I remember sitting in my elementary school hearing about the United States imagined as a great melting pot. As the metaphor went, each of our unique cultural traits were thrown into the cauldron of assimilation to create some sort of peaceable, monochrome slurry. In this vision, colorblindness was the ideal. It was a simpler time.

Well, for some people. I don't remember melting pots and colorblindness being buzzwords in Black circles. Among my parents' Afrocentric friends – who were "woke" before hashtags existed and wore dashikis before Wakanda had entered the public lexicon – the goal was to see and celebrate Blackness.

I think they knew that the myth of colorblindness, like the reality of racism, threatened to occlude our Blackness, our collective struggles and gains, and our individual uniqueness. To my parents' friends, to be colorblind was to be in denial.

Colorblindness is an idea associated with good intentions, and ideas are hard to abandon when we tie our identities to them.

Every once in a while, I still hear a well-meaning white person say, "I don't see color." While the statement seems cringey now, I can understand the desire to cling to this old-school vision of world peace. It was the vision many of us were sold in the 1980s and 1990s in schools, houses of worship, and places of business. Colorblindness and tolerance are what we were taught in my majority white schools in the South. Each January, we'd hear that one part of Martin Luther King's "I Have a Dream Speech" where he envisions a world in which his children "will not be judged by the color of their skin but by the content of their character." (You might recognize this line from anti-Critical Race Theory memes that cherry pick this sentence out of the speech while blissfully ignoring the parts that specifically mention police brutality and racist, unjust systems. But I digress.)

Colorblindness is an idea associated with good intentions, and ideas are hard to abandon when we tie our identities to them. Somehow, we're able to accept that fax machines are old-timey and that there are more effective ways to send information. But when it comes to ideas, it can be harder to let go. My sense of self is not tied to the fax machine our family had as a child. But for many of us who learned that colorblindness was the way to overcome racism, the ideas of colorblindness and tolerance may be harder to part with since they may be intertwined with our idea of who we are.

Colorblindness is hard to shake not just because it was so ingrained, but also because it was so simple. Like "tolerance", "colorblindness" asked very little of us; essentially, we just had to not be overtly racist. Even if this meant we blinded ourselves not just to race but also the discrimination that accompanied it, that was okay; at least we were not racist. And if we couldn't see color, we couldn't discriminate against someone because of their color. Right?

That works in theory. In practice, we recognize the difference between Black and white. We hear a voice accented with a Southern drawl, a Scottish brogue, and a Jamaican patois. We see the names Chad and DeAndre and Priya and Tameika. We notice coily hair and straight hair, brown eyes and blue ones.

And we make judgements based on them. To deny this is to deny reality. Of course, we are not blind to race – it has so infiltrated our society that you don't even have to see a person's skin to know it's there. In fact, a researcher found that people blind since birth perceive race and that race instructs their lives much as it does for sighted people.

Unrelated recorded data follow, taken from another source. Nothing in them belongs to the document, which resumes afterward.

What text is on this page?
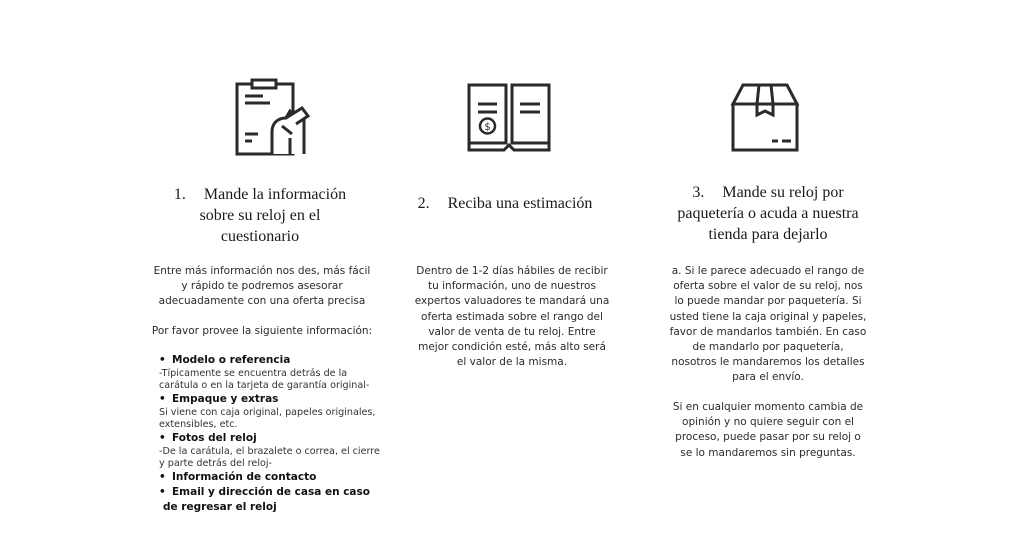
1. Mande la información
sobre su reloj en el
cuestionario
Entre más información nos des, más fácil
y rápido te podremos asesorar
adecuadamente con una oferta precisa
Por favor provee la siguiente información:
• Modelo o referencia
-Típicamente se encuentra detrás de la
carátula o en la tarjeta de garantía original-
• Empaque y extras
Si viene con caja original, papeles originales,
extensibles, etc.
• Fotos del reloj
-De la carátula, el brazalete o correa, el cierre
y parte detrás del reloj-
• Información de contacto
• Email y dirección de casa en caso
de regresar el reloj
$
2. Reciba una estimación
Dentro de 1-2 días hábiles de recibir
tu información, uno de nuestros
expertos valuadores te mandará una
oferta estimada sobre el rango del
valor de venta de tu reloj. Entre
mejor condición esté, más alto será
el valor de la misma.
3. Mande su reloj por
paquetería o acuda a nuestra
tienda para dejarlo
a. Si le parece adecuado el rango de
oferta sobre el valor de su reloj, nos
lo puede mandar por paquetería. Si
usted tiene la caja original y papeles,
favor de mandarlos también. En caso
de mandarlo por paquetería,
nosotros le mandaremos los detalles
para el envío.
Si en cualquier momento cambia de
opinión y no quiere seguir con el
proceso, puede pasar por su reloj o
se lo mandaremos sin preguntas.
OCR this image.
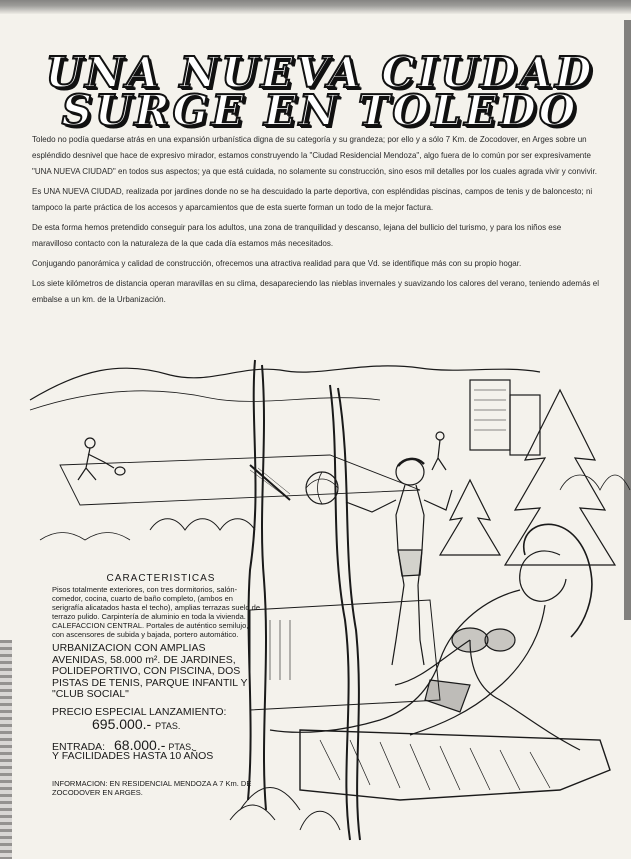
UNA NUEVA CIUDAD
SURGE EN TOLEDO

Toledo no podía quedarse atrás en una expansión urbanística digna de su categoría y su grandeza; por ello y a sólo 7 Km. de Zocodover, en Arges sobre un espléndido desnivel que hace de expresivo mirador, estamos construyendo la "Ciudad Residencial Mendoza", algo fuera de lo común por ser expresivamente "UNA NUEVA CIUDAD" en todos sus aspectos; ya que está cuidada, no solamente su construcción, sino esos mil detalles por los cuales agrada vivir y convivir.

Es UNA NUEVA CIUDAD, realizada por jardines donde no se ha descuidado la parte deportiva, con espléndidas piscinas, campos de tenis y de baloncesto; ni tampoco la parte práctica de los accesos y aparcamientos que de esta suerte forman un todo de la mejor factura.

De esta forma hemos pretendido conseguir para los adultos, una zona de tranquilidad y descanso, lejana del bullicio del turismo, y para los niños ese maravilloso contacto con la naturaleza de la que cada día estamos más necesitados.

Conjugando panorámica y calidad de construcción, ofrecemos una atractiva realidad para que Vd. se identifique más con su propio hogar.

Los siete kilómetros de distancia operan maravillas en su clima, desapareciendo las nieblas invernales y suavizando los calores del verano, teniendo además el embalse a un km. de la Urbanización.

CARACTERISTICAS
Pisos totalmente exteriores, con tres dormitorios, salón-comedor, cocina, cuarto de baño completo, (ambos en serigrafía alicatados hasta el techo), amplias terrazas suelo de terrazo pulido. Carpintería de aluminio en toda la vivienda. CALEFACCION CENTRAL. Portales de auténtico semilujo, con ascensores de subida y bajada, portero automático.
URBANIZACION CON AMPLIAS AVENIDAS, 58.000 m². DE JARDINES, POLIDEPORTIVO, CON PISCINA, DOS PISTAS DE TENIS, PARQUE INFANTIL Y "CLUB SOCIAL"
PRECIO ESPECIAL LANZAMIENTO:
695.000.- PTAS.
ENTRADA: 68.000.- PTAS.
Y FACILIDADES HASTA 10 AÑOS
INFORMACION: EN RESIDENCIAL MENDOZA A 7 Km. DE ZOCODOVER EN ARGES.
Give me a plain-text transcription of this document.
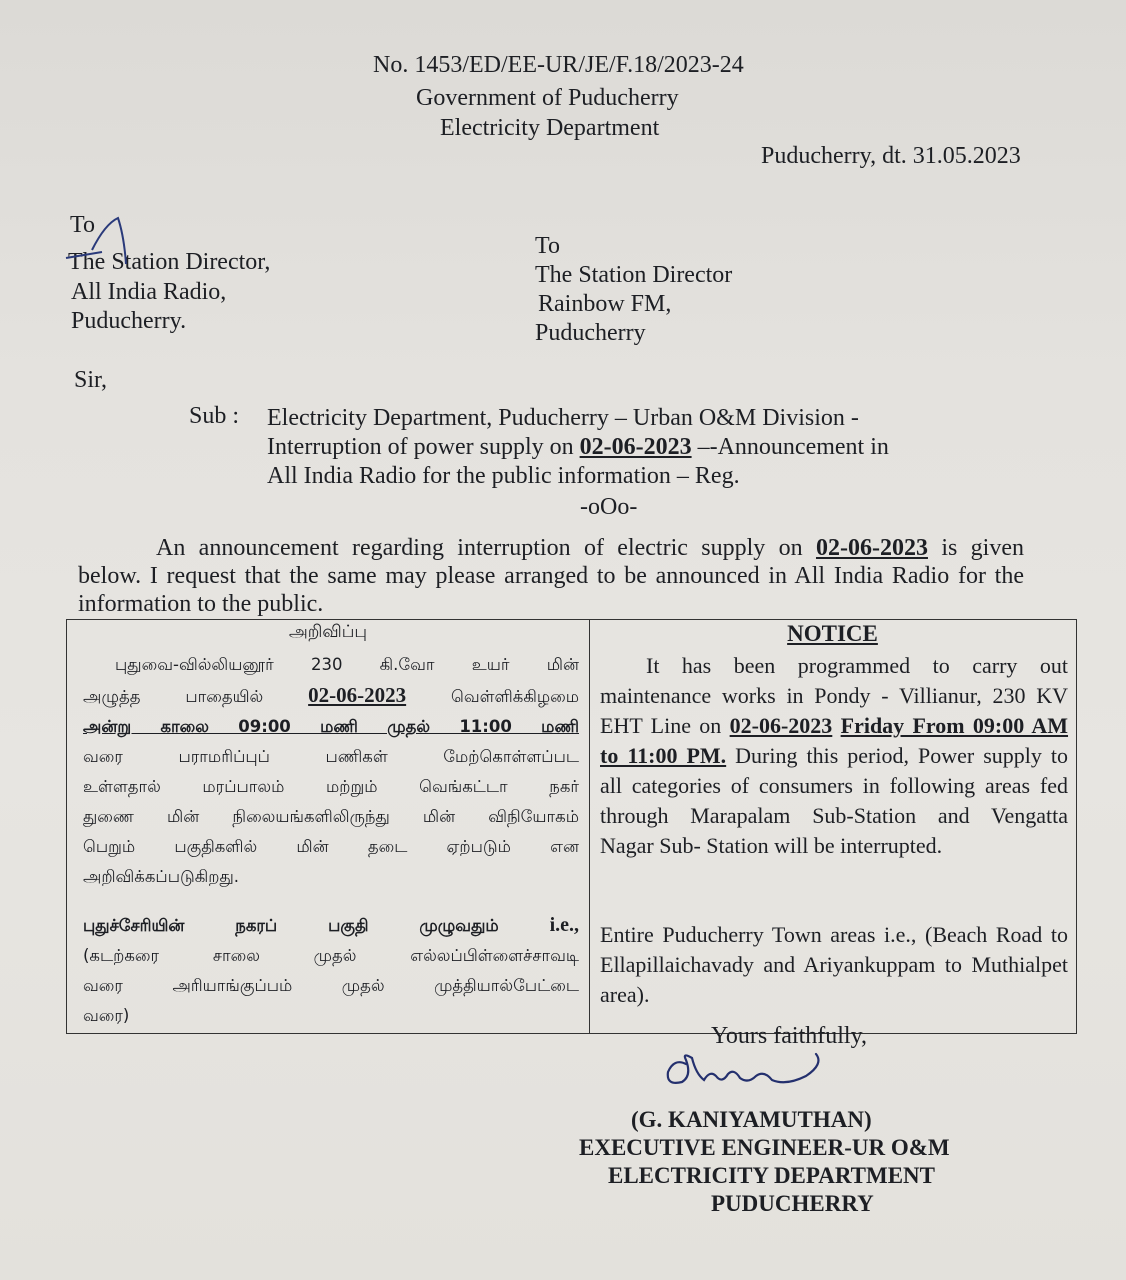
No. 1453/ED/EE-UR/JE/F.18/2023-24
Government of Puducherry
Electricity Department
Puducherry, dt. 31.05.2023
To
The Station Director,
All India Radio,
Puducherry.
To
The Station Director
Rainbow FM,
Puducherry
Sir,
Sub : Electricity Department, Puducherry – Urban O&M Division -
Interruption of power supply on 02-06-2023 –-Announcement in
All India Radio for the public information – Reg.
-oOo-
An announcement regarding interruption of electric supply on 02-06-2023 is given
below. I request that the same may please arranged to be announced in All India Radio for the
information to the public.
அறிவிப்பு	NOTICE
புதுவை-வில்லியனூர் 230 கி.வோ உயர் மின்
அழுத்த பாதையில் 02-06-2023 வெள்ளிக்கிழமை
அன்று காலை 09:00 மணி முதல் 11:00 மணி
வரை பராமரிப்புப் பணிகள் மேற்கொள்ளப்பட
உள்ளதால் மரப்பாலம் மற்றும் வெங்கட்டா நகர்
துணை மின் நிலையங்களிலிருந்து மின் விநியோகம்
பெறும் பகுதிகளில் மின் தடை ஏற்படும் என
அறிவிக்கப்படுகிறது.
புதுச்சேரியின் நகரப் பகுதி முழுவதும் i.e.,
(கடற்கரை சாலை முதல் எல்லப்பிள்ளைச்சாவடி
வரை அரியாங்குப்பம் முதல் முத்தியால்பேட்டை
வரை)
It has been programmed to carry out
maintenance works in Pondy - Villianur, 230 KV
EHT Line on 02-06-2023 Friday From 09:00 AM
to 11:00 PM. During this period, Power supply to
all categories of consumers in following areas fed
through Marapalam Sub-Station and Vengatta
Nagar Sub- Station will be interrupted.
Entire Puducherry Town areas i.e., (Beach Road to
Ellapillaichavady and Ariyankuppam to Muthialpet
area).
Yours faithfully,
(G. KANIYAMUTHAN)
EXECUTIVE ENGINEER-UR O&M
ELECTRICITY DEPARTMENT
PUDUCHERRY
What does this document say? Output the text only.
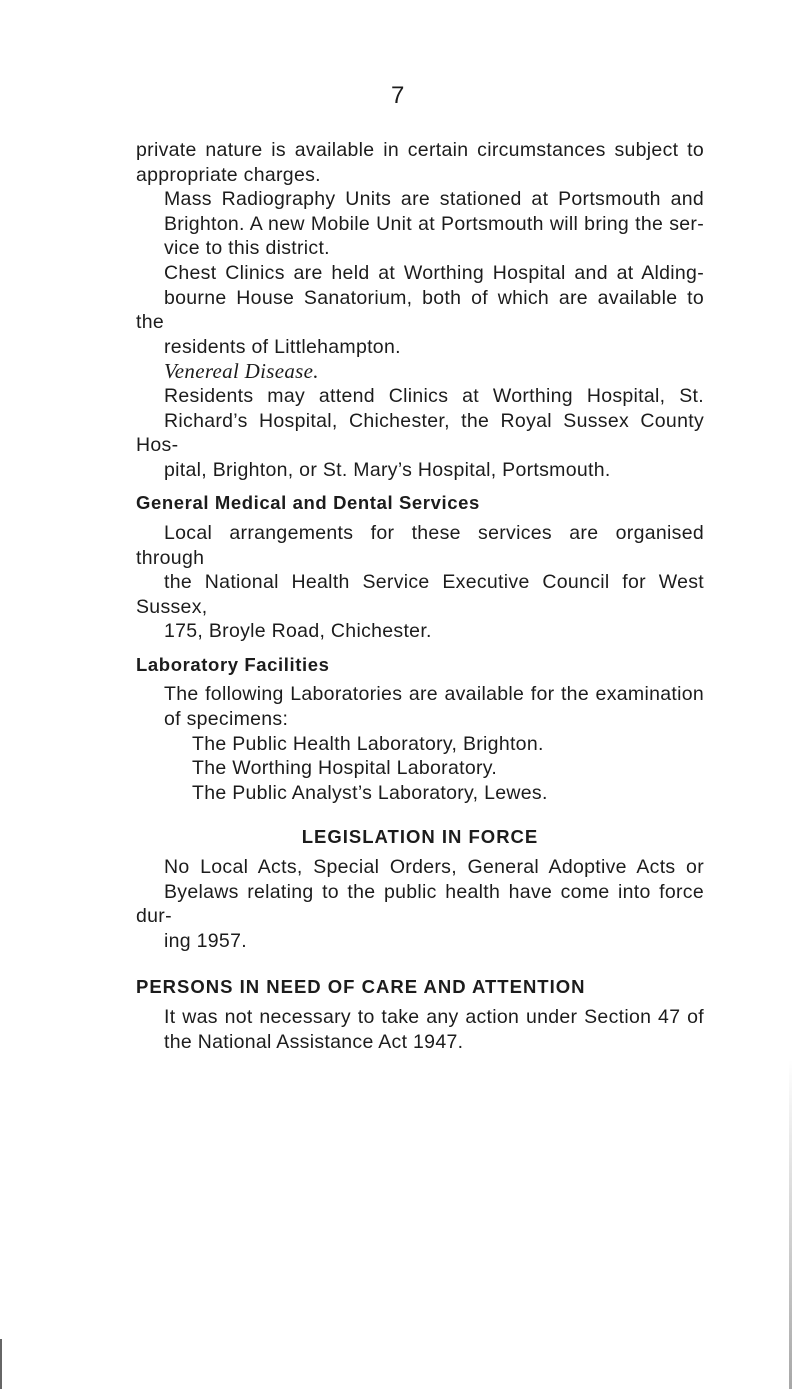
7

private nature is available in certain circumstances subject to
appropriate charges.

Mass Radiography Units are stationed at Portsmouth and
Brighton. A new Mobile Unit at Portsmouth will bring the ser-
vice to this district.

Chest Clinics are held at Worthing Hospital and at Alding-
bourne House Sanatorium, both of which are available to the
residents of Littlehampton.

Venereal Disease.

Residents may attend Clinics at Worthing Hospital, St.
Richard’s Hospital, Chichester, the Royal Sussex County Hos-
pital, Brighton, or St. Mary’s Hospital, Portsmouth.

General Medical and Dental Services

Local arrangements for these services are organised through
the National Health Service Executive Council for West Sussex,
175, Broyle Road, Chichester.

Laboratory Facilities

The following Laboratories are available for the examination
of specimens:

The Public Health Laboratory, Brighton.

The Worthing Hospital Laboratory.

The Public Analyst’s Laboratory, Lewes.

LEGISLATION IN FORCE

No Local Acts, Special Orders, General Adoptive Acts or
Byelaws relating to the public health have come into force dur-
ing 1957.

PERSONS IN NEED OF CARE AND ATTENTION

It was not necessary to take any action under Section 47 of
the National Assistance Act 1947.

This is because race isn't just about color and physical features, but also the traits our society has assigned to these features. And because race is a social construct and not a physical fact, racism is a complicated knot to unravel.

This became clearer to me when I tried to explain race to my very logical son when he was younger. Then, he needed certain social norms explained to him that many of us absorb automatically. Race was one of these.

We have pretended to be colorblind while finding ourselves in neighborhoods, churches, schools, and socioeconomic strata based on our race. Because the truth is, we were never colorblind.

Though I knew race was a construct, the absurdities of its boundaries were never so apparent as when I tried to explain why a light-skinned Black person was Black and a dark-skinned white person was white even though their skin was exactly the same shade. Or why an Indian person with deep brown skin was Asian and a Black person with deep brown skin was Black. Or how a person could be white or Black or indigenous or some combination of all of the above even though their "race" was Hispanic. What made even less sense to my son was erecting a whole system of discrimination upon this shaky reasoning.

For centuries, we in the United States have rested economic, political, and social systems on this shaky foundation. And we have pretended to be colorblind while finding ourselves in neighborhoods, churches, schools, and socioeconomic strata based on our race. Because the truth is, we were never colorblind.

It has been many years since I've heard the United States described as a melting pot. Maybe we've gotten wiser to the fact that We the People are more stew than melting pot, sometimes simmering and sometimes bringing ourselves to a rollicking boil.

Still, I hear that old nostalgia for colorblindness – that stubborn commitment to the idea that things would be so much better if only Black people and people of color would be colorblind and just stop talking about race.

But we as a country don't have the luxury of being colorblind. We have to keep our eyes open and our senses alert. If we don't, who will?